Luego El padrino, la película de Coppola, lo convirtió en un ícono cultural: era el mago judío que transformó el crimen organizado en una empresa.
Comenzaron sus dolores de cabeza. Washington lo declaró Enemigo público número uno. Inspectores de impuestos empezaron a examinarle hasta los calzoncillos y complicó su vida una falsa acusación de tráfico de narcóticos cuando al revisarle el equipaje en un aeropuerto, los aduaneros, con intención o por error, calificaron como drogas prohibidas medicamentos que solía consumir para sus padecimientos cardiacos. Quiso establecerse en Inglaterra, pero no se lo permitieron, ni tampoco en República Dominicana, en virtud de sus antecedentes penales. Tampoco lo aceptó el Gran Consejo Judío cuando, al amparo de la Ley del Retorno, pretendió asentarse en Israel.

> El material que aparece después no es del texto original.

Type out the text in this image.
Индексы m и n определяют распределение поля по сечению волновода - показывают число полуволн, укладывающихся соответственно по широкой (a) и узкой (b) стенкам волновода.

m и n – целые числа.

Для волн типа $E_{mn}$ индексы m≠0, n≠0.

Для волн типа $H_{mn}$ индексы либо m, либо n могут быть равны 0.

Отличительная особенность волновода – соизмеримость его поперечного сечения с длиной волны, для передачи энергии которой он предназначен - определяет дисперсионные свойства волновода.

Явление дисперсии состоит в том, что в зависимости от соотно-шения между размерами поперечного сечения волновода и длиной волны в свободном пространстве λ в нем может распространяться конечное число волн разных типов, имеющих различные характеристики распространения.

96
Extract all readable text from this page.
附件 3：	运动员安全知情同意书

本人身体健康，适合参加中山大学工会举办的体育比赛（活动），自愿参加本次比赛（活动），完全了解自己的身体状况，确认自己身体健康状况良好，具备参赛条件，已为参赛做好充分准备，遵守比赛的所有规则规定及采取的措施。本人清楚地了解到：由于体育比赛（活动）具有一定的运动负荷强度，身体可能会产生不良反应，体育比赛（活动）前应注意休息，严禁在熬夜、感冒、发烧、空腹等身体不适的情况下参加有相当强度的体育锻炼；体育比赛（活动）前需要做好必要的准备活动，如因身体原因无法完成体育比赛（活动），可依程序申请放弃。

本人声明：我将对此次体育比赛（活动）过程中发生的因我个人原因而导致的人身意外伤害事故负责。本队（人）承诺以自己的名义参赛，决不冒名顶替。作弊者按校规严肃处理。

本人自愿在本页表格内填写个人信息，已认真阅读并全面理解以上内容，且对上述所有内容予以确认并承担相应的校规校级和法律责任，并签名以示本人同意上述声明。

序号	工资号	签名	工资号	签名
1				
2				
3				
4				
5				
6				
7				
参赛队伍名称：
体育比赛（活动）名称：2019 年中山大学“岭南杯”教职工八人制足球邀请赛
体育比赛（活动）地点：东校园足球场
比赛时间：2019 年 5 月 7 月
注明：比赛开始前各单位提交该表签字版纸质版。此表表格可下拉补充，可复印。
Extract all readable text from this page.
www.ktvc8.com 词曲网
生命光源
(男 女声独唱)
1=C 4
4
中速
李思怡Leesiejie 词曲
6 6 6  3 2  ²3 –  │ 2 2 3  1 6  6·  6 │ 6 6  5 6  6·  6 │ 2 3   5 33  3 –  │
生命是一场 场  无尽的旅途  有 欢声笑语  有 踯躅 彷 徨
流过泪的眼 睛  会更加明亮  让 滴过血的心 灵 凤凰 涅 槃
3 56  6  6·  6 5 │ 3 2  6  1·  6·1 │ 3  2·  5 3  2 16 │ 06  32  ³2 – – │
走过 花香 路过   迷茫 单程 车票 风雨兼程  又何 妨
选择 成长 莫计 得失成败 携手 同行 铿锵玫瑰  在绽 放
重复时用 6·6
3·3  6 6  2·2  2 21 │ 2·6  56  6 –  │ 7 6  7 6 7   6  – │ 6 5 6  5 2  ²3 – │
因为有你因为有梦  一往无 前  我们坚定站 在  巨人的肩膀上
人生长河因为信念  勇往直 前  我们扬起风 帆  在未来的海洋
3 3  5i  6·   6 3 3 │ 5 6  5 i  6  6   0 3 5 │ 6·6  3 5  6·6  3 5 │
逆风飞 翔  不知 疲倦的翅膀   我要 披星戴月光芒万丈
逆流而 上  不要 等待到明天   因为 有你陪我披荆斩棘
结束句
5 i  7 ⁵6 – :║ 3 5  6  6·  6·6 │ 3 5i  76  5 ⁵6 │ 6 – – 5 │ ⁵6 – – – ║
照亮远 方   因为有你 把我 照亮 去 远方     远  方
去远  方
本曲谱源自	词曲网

Sus últimos años los pasó en Miami Beach, en medio de una lucha pertinaz contra un cáncer de próstata. Paseaba a su perro por Collins Avenue y dos agentes del FBI seguían sus pasos de cerca, sin disimulo, para que supiera que era vigilado. Falleció el 15 de enero de 1983.
En las historias que solía contar sobre La Habana, Lansky aludía a los 17 millones de dólares en efectivo que, «por un pelito», no pudo sacar de Cuba, y recalcaba que había sufrido aquí pérdidas mayores que aquellos 17 millones que tuvo que dejar.
Los que lo escuchaban, acogían en este punto sus palabras con una sonrisa sardónica. Lansky era, como le llamaron en su tiempo, «el chico más listo de la Combinación», el financiero, el más astuto de los mafiosos. ¿Moriría en una situación económica desfavorable?
Cincuenta y siete mil dólares fue todo lo que legó a los suyos. Así consta en el testamento que en presencia de su nieta y otros familiares se leyó en el despacho de un juez del condado de Dale.
¿Solo eso? El escribidor lo duda. Cree más bien que el viejo zorro pasó dinero por debajo de la mesa.